— Этого-то не было, — сказал Михаил и тут же ощутил, как зажглось лицо, потому что было, было это… Ловил он и позже жену на мелочах: то французские духи в кошелке обнаружит, то наткнется в шкафу на джинсы с заграничными заклепками на заду… — Нет, не было этого, — повторил он с чувством унижения от необходимости врать и не понимая, откуда такая необходимость и почему не сказать Касаткину правду, а сказать ее язык не поворачивается… Уже второй человек, думал он, считает, что у нас с Таней жизнь наладилась.
И чтобы закончить тягостный для себя разговор, Михаил добавил:
— Сам посуди, Федорыч, сын у нас подрастает, об нем думать надо. — И мысленно повинился перед сыном, второй раз он прикрылся сегодня его именем, как щитом.
«Уезжать, быстрее уезжать, — думал он в обеденный перерыв, вяло дожевывая еду, взятую из дома. — Изоврался весь, под корень. Еще не вор, не спекулянт, но уже укрыватель. Вот почему меня жмет, когда вижу Касаткина.
Он сидел, привалившись спиной к штабелю еловых плах. Теплое солнце, чуть привядший запах развороченной древесной плоти нагоняли дрему; на заводском дворе, тут и там, расположились рабочие.
Он, занятый своими мыслями, не прислушивался к разговорам, но вот одно слово поразило его, второе…
— Мужики, — спросил он, — о чем это вы?
— Хо! — быстренько откликнулся Иван Бурцев. — Ты что, Михаил Алексеич, ничего не знаешь?
Бурцев начал рассказывать, но рассказывал, отметил Михаил, как-то уж слишком заинтересованно, лихорадочно, что ли… Иван выдал подробности, настолько жестокие и невероятные, что воображению уже нечего было делать, оно молчало. Женщину Михаил не знал, но по возрасту она могла быть ему матерью, и он, рано осиротевший, вздрогнул, представив, что вот так могли бы убить и его мать…
— Сволочи! — сказал он горько. — Ну, сволочи! Найти бы и перестрелять как собак!

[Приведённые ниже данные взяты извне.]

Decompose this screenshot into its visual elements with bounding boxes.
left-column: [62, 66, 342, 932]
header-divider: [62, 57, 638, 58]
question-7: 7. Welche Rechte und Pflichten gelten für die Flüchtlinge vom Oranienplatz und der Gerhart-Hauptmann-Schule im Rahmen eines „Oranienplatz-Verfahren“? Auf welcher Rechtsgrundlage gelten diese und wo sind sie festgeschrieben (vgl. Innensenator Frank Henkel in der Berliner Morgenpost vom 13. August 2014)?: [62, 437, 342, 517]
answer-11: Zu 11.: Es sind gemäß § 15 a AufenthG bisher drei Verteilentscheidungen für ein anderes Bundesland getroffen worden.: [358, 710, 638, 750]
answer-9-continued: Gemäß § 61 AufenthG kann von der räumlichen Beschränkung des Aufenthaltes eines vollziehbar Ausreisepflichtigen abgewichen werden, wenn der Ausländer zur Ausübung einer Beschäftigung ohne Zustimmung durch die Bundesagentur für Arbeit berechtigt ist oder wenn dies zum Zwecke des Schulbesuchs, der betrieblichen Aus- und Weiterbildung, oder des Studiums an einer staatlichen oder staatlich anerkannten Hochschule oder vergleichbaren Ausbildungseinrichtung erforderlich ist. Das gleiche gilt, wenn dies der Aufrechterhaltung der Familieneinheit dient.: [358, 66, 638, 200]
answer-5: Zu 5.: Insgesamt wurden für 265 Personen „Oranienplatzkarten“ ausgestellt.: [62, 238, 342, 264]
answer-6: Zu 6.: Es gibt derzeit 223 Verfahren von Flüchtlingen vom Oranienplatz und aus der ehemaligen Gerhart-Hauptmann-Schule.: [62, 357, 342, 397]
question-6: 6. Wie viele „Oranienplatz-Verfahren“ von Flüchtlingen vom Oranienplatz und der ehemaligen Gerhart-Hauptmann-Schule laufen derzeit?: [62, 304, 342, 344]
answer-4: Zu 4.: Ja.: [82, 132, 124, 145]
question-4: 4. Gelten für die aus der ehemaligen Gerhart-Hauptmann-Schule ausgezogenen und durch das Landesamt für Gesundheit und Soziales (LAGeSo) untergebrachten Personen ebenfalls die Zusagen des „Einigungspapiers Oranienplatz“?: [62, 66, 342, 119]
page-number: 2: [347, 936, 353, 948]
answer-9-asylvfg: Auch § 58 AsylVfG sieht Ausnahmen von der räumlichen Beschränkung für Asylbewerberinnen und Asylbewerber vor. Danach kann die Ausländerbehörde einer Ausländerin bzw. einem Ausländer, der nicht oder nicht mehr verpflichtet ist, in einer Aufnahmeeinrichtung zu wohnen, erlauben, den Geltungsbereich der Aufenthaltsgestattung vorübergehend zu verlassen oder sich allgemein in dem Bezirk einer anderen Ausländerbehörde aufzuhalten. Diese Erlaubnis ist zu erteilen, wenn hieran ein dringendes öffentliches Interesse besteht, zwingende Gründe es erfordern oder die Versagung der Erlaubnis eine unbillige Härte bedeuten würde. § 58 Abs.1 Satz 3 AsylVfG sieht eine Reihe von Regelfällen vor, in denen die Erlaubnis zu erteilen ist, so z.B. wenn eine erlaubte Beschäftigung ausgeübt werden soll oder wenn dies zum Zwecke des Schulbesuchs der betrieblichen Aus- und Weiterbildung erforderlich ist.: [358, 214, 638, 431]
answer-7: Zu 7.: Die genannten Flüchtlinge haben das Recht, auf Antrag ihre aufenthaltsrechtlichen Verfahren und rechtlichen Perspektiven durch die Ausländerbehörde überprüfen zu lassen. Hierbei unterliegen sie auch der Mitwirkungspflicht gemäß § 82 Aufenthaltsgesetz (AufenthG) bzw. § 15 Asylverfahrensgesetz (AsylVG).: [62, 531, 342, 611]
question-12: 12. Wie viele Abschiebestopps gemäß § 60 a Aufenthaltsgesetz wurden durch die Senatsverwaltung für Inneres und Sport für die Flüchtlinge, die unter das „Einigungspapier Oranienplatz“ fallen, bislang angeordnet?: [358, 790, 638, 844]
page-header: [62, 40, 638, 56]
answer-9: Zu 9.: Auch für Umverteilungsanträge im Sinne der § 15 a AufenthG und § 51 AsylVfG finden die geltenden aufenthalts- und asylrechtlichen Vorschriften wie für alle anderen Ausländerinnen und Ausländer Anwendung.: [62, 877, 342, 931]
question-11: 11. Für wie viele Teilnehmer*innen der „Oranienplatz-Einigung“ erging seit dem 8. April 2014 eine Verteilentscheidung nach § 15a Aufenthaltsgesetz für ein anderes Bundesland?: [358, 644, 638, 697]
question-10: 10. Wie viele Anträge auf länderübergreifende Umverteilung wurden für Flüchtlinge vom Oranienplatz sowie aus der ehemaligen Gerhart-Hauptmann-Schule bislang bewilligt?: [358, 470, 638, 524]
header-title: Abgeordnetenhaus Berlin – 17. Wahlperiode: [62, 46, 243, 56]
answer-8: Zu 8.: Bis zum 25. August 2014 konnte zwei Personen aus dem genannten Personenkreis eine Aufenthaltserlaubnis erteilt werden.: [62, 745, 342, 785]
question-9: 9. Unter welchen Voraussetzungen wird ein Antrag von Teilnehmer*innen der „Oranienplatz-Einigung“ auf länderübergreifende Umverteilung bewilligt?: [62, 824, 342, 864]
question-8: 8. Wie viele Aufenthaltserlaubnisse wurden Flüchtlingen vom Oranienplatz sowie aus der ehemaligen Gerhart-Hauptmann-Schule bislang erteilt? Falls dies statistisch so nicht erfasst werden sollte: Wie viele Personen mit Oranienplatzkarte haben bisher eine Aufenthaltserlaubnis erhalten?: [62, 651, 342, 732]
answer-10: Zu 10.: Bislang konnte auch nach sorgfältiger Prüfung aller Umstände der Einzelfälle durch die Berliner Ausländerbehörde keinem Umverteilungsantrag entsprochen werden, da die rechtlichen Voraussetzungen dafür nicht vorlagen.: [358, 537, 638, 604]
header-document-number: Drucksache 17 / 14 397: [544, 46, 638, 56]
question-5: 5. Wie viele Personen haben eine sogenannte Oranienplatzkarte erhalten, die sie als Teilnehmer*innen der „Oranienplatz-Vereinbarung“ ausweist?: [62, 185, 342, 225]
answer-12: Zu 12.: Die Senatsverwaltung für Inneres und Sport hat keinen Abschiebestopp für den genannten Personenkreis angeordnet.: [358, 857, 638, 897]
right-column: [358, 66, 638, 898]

— А меня в милиции об Инжеватове расспрашивали…
— Это кто такой?
— Да наш, плотник… Зять убитой… Я им говорю: вы, товарищи, не белены ль объелись? Этому мужику не то что тещу убить, его всякая сырная муха обидит. Еле отгородил. А уж было взять намылились… Работнички, мать их за ногу!
— Зато ты у нас работничек. Станок запорол!
— Алексеич! Ну что теперь? Так и будешь всю жизнь казнить?
Перерыв кончился, и, без разгона взяв предобеденную скорость, завертелись маховики тяжелого дня понедельника. Как татарская рать, снова поперла на Михаила всякая мелочь, рожденная далеко еще не идеальной связью человека и машины. В довершение ко всему пришел начальник цеха, добрейший тезка Михаил Алексеевич. Пришел он из заводоуправления и потому был суров, тряс Михаила как грушу, въедливо проверял его расчеты, жал и выжал не три с половиной, как почти условились утром, а четыре процента. И это — до чего же цепкий мужик! — при вышедшем из строя станке. На сообщение о станке начальник цеха лишь поморгал запаренными глазами, обронил: «Меня это покуда не касается», — и пошел себе дальше, несокрушимо уверенный, что слово человека и сила приказа понадежнее самых выверенных расчетов. И они, выверенные, были сунуты Михаилом в ящик стола за ненадобностью. Кляня в душе этого старого производственного зубра, который из всех видов трудового героизма признавал и понимал только героизм лихорадочный, Михаил торопливо сбежал по лесенке в цех. Опять не удалось ему оградить свою смену от штурмовщины, опять смена закончит квартал с большим перевыполнением, но с такими потерями, которые ей не раз аукнутся. «Погоди, тезка, погоди, штурмовик несчастный, — мстительно приговаривал Михаил. — Загну тебе салазки на первом же собрании». Как будто раньше на собраниях он не загибал ему салазок… И как будто это, новое, собрание еще могло быть в его жизни… Так неумолимо крутились маховики понедельника, так жадно и без остатка пожирали они всякую постороннюю мысль, что Михаил и думать забыл о заявлении, которое подал сегодня утром.